Rail advocates have called for a realignment of the single track through the Whangamarino Wetland.
"Our plea is: Don't take no for an answer. Sometimes when officials are given these issues, if they can make it as simple on them as possible, they will be inclined to do so."
* Labour to spend $20m on commuter rail between Auckland, Hamilton and Tauranga
* Passenger rail service a 'matter of priority'
Council is proposing to rate Hamilton residents to fund a two-year trial of a passenger rail service between Hamilton and Auckland.
The preferred of three options would see ratepayers charged an extra $6.45 for every $100,000 to the capital value of their property, capped at $2.5 million of capital value. The cost of a one-way fare between Hamilton and Britomart is proposed to be $16.10.
The trial would see two return services to Auckland each day leaving the Frankton station at 6am and 6.40am and arrive at Papakura, where passengers would have to swap trains to Britomart.
But Moroney said termination at Papakura leaves the service teetering. It needs to go further north to the Manukau or Ōtāhuhu station.
"What we want is the best service for the people who are using it and at 2 hours 20 minutes, that is right on the edge of viability. It needs to be faster than that."

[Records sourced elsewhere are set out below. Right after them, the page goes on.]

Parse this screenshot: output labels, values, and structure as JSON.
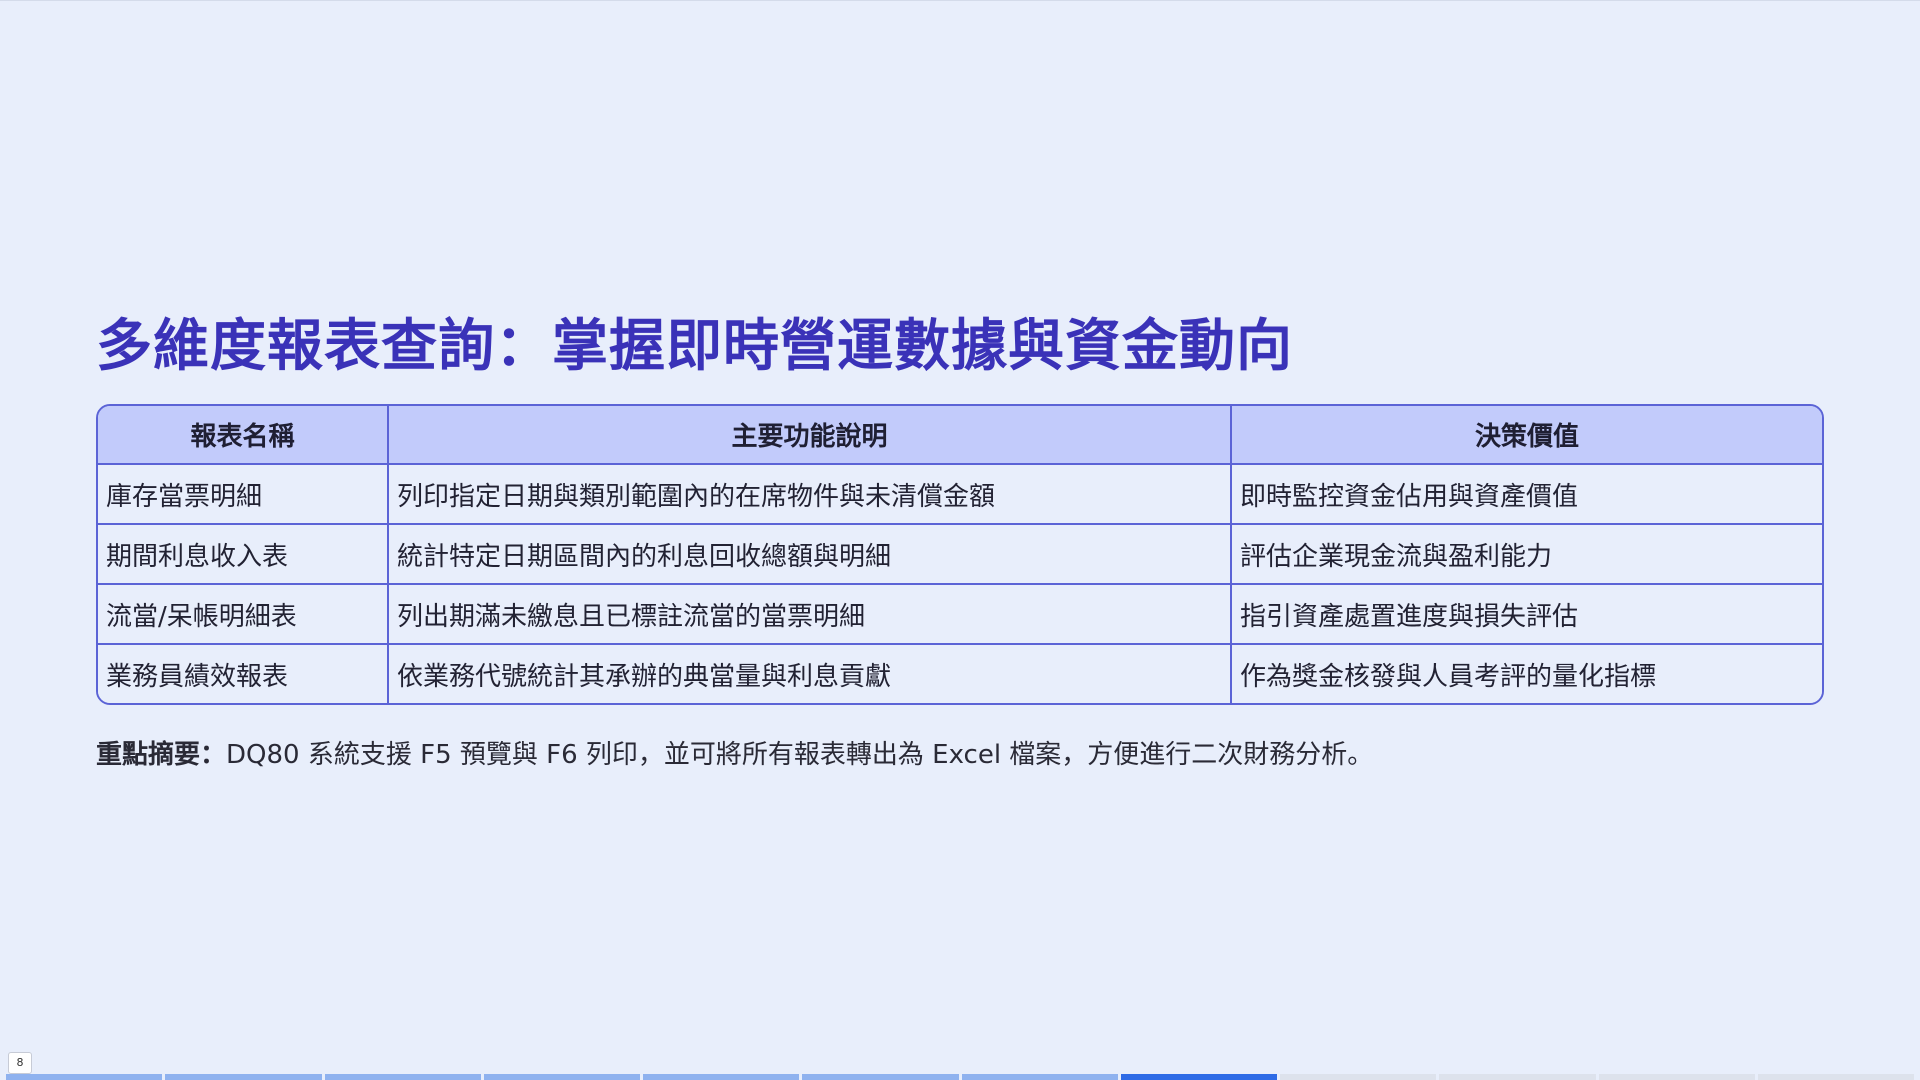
{
  "slide": {
    "title": "多維度報表查詢：掌握即時營運數據與資金動向",
    "page_number": "8"
  },
  "table": {
    "headers": [
      "報表名稱",
      "主要功能說明",
      "決策價值"
    ],
    "rows": [
      [
        "庫存當票明細",
        "列印指定日期與類別範圍內的在席物件與未清償金額",
        "即時監控資金佔用與資產價值"
      ],
      [
        "期間利息收入表",
        "統計特定日期區間內的利息回收總額與明細",
        "評估企業現金流與盈利能力"
      ],
      [
        "流當/呆帳明細表",
        "列出期滿未繳息且已標註流當的當票明細",
        "指引資產處置進度與損失評估"
      ],
      [
        "業務員績效報表",
        "依業務代號統計其承辦的典當量與利息貢獻",
        "作為獎金核發與人員考評的量化指標"
      ]
    ]
  },
  "summary": {
    "label": "重點摘要：",
    "text": "DQ80 系統支援 F5 預覽與 F6 列印，並可將所有報表轉出為 Excel 檔案，方便進行二次財務分析。"
  },
  "progress": {
    "total_slides": 12,
    "current_slide": 8,
    "colors": {
      "done": "#8fb2ef",
      "current": "#2e6be6",
      "pending": "#dde2ec"
    }
  }
}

Regular Auckland rail services take 50 minutes from Papakura to Britomart, with carriages stopping at all 16 stations on the southern line.
"I don't think that's necessary for this service and with some clever and creative time-tabling, we can improve that trip considerably."

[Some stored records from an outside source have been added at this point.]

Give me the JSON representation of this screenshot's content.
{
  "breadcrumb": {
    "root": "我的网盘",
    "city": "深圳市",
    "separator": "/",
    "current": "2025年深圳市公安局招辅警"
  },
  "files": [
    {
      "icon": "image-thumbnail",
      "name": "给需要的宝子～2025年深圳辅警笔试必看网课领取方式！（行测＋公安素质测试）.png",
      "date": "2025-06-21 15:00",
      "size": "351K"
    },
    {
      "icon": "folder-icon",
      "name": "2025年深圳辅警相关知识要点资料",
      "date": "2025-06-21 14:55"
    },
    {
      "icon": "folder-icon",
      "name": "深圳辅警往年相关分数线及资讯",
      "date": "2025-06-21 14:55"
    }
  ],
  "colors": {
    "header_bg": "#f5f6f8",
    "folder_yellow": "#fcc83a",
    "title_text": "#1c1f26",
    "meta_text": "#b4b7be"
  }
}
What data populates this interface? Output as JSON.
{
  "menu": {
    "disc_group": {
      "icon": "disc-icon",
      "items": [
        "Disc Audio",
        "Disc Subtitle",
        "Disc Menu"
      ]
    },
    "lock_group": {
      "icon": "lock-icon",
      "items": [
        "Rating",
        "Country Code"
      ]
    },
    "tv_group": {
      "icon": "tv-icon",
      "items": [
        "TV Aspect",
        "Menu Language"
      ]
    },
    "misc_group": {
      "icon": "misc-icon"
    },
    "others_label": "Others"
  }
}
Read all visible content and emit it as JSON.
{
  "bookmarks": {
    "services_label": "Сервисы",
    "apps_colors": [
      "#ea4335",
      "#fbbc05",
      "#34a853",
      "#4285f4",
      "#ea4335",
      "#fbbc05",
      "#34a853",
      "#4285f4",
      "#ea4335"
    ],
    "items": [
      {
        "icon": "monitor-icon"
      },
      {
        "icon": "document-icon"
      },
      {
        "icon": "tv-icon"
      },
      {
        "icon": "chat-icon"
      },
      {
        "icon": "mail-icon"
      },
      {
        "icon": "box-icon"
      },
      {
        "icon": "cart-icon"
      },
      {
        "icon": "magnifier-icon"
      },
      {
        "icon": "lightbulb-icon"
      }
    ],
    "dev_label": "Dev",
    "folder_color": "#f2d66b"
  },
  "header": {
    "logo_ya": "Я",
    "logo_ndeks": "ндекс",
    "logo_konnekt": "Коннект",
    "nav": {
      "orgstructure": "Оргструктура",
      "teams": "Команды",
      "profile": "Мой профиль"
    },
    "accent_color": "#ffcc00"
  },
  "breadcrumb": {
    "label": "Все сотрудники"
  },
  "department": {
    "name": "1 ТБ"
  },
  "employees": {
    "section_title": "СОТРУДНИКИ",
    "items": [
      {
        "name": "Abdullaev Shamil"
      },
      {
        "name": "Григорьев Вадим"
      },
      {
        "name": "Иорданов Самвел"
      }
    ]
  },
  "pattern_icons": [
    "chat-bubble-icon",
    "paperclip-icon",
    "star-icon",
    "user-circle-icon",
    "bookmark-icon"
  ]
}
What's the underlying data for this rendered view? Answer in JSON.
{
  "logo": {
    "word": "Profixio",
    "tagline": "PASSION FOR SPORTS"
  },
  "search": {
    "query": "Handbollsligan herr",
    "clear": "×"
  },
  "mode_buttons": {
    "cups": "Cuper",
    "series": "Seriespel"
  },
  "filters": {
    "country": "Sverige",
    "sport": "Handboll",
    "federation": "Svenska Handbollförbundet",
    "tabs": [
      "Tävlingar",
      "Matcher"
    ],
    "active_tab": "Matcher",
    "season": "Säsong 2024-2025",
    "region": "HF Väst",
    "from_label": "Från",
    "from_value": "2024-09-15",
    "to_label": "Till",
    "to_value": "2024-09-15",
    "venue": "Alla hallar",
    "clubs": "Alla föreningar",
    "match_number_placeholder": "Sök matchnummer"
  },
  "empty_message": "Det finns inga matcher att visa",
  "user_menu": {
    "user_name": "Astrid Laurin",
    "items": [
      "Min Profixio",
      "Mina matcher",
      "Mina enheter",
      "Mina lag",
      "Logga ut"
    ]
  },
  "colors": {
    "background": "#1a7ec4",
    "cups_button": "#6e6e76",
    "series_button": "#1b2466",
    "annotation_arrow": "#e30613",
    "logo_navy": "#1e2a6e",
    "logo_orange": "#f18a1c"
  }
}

Hamilton ratepayers shouldn't be the only ones to foot the bill, she said. She cited evidence that property prices increase in areas near commuter rail services. She said other areas in the region should also pay.
Weir, a Hamilton lawyer who migrated from Auckland five years ago, said Auckland's gridlock is getting worse. People have to leave Hamilton at 5am to be at a 9am meeting in Auckland, he said.
"Auckland is broken in terms of its infrastructure. We don't need to be and can gain from Auckland's lack of biting the bullet and finding the money when it is only going to get more expensive."
Waikato Regional Councillor Fred Lichtwark called the rail service a no-brainer.
With 200 or more passengers on rail, about that many cars will be taken off the roads, carbon emissions will decrease, worker productivity will improve and there will be increased economy between the two cities.
But Cr Stu Kneebone questioned the validity of those claims. The current bus service does the same job, he said.
"There are commercial bus services taking people to Auckland from Hamilton for $20 with no ratepayer or taxpayer subsidy," Kneebone said.
"Every advantage you are quoting here can be equally gained by bus transport."
But Moroney countered that buses have the same problem as cars in gridlocked traffic on the Southern Motorway.
"It's a commuter train service and that's when the buses can't get through in that commuter traffic, period. That's where they get stuck," she said.
"Rail is the only mode of transport where you can guarantee you can leave at a time and arrive at a time. It's the certainty of being able to depart and arrive that no other mode can offer."
Cr Hugh Vercoe said discussions on termination points, the single track through the Whangamarino wetland and rolling stock is taking place.
"KiwiRail are very supportive of getting this going," Vercoe said. "It's progressing well and there is goodwill from this council to follow the government money.
"The Government has been told very plainly and clearly, if they don't front, it ain't going to happen. It's as simple as that."